Keep spare clothes with you at all times

Based on the above I’m afraid you can’t get rid of the nappy bag yet. You will need to cart around a spare pare of trousers, knickers and socks with you at all times. I have a little rucksack for the girls so we just keep some in there. Also, make sure you dress them in clothes that are easily accessible. As cute as dungarees are you don’t want to be messing around with fastenings when a quick toilet stop is needed.

Get new knick knocks!

I can honestly say that half the reason that Alice took to it so well was that she adored wearing her new ‘Peppa Knick Knocks’. Buying their favourite character is a great incentive or take them shopping with you to let them choose them.

Let them watch

The titling of this makes me chuckle but honestly letting them watch you go to the toilet (as if we have a choice!) is a great thing. I also found it helped when their little friends were potty trained and they watched them use the toilet.
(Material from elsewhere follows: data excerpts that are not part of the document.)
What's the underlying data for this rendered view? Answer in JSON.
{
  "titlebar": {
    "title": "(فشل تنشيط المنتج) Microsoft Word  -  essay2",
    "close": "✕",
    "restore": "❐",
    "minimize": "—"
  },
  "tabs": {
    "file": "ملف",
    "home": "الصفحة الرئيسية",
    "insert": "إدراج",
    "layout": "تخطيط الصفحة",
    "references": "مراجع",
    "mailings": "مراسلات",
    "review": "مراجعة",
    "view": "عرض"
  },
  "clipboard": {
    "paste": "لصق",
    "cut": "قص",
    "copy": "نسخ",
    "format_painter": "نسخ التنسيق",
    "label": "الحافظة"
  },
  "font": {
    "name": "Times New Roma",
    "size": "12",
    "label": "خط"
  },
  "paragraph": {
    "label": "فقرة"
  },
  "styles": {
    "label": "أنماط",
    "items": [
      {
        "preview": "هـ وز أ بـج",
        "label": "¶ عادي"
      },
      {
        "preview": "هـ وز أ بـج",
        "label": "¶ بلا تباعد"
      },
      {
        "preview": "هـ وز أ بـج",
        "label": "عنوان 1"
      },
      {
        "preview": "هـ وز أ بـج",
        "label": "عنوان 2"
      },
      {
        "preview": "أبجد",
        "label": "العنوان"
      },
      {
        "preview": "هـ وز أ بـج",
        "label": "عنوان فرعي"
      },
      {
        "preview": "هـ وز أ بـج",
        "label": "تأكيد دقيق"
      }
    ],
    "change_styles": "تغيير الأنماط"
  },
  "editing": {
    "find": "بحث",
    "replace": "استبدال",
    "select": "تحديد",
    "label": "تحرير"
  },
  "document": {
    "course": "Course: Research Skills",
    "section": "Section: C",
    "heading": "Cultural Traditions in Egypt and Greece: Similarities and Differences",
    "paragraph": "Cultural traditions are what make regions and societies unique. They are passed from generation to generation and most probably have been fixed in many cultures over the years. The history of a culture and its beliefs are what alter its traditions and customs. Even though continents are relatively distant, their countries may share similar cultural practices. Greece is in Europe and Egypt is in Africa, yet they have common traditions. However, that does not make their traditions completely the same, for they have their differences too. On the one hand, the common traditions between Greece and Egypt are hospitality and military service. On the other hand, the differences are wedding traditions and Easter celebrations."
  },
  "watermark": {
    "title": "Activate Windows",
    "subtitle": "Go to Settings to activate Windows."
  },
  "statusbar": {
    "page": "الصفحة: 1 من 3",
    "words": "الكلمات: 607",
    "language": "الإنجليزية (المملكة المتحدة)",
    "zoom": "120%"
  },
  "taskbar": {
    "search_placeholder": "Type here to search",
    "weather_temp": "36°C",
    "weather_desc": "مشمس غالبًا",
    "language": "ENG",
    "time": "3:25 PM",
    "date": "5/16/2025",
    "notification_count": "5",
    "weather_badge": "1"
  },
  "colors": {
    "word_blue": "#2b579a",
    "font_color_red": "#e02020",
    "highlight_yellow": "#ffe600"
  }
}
Be prepared to sound like stuck record

‘Do you need a wee wee?’ will become your catch phrase. I lost count of the amount of times I said this phrase on a daily basis. The poor children must get exasperated and think ‘I’ll blimmin tell you if I need to go!’.

Skip the potty if you need

Both my girls never used the potty. Maybe once or twice. They both preferred the big toilet straight away. Get a child seat and step and try them on this instead. Some children find the big toilet a bit scary. Alice constantly reminded me of the child who falls down it in her favourite book ‘Peepo’!

Make it fun

Try to make it fun. I know many people sing songs or get a book that the littles read whilst sat on the potty.

Don’t force it

The worse thing you can do is force it. I got to a point with Alice where I thought she should have got the hang of it and would get frustrated holding her on the toilet. She just screamed and pushed herself off. I realised that wasn’t going to work so decided to give it a break. I popped her back in nappies for a few weeks and then she suddenly turned around and asked for the toilet.

So for everyone out there who are about to go through this I hope you find it helpful and as usual if anyone has any top tips do share.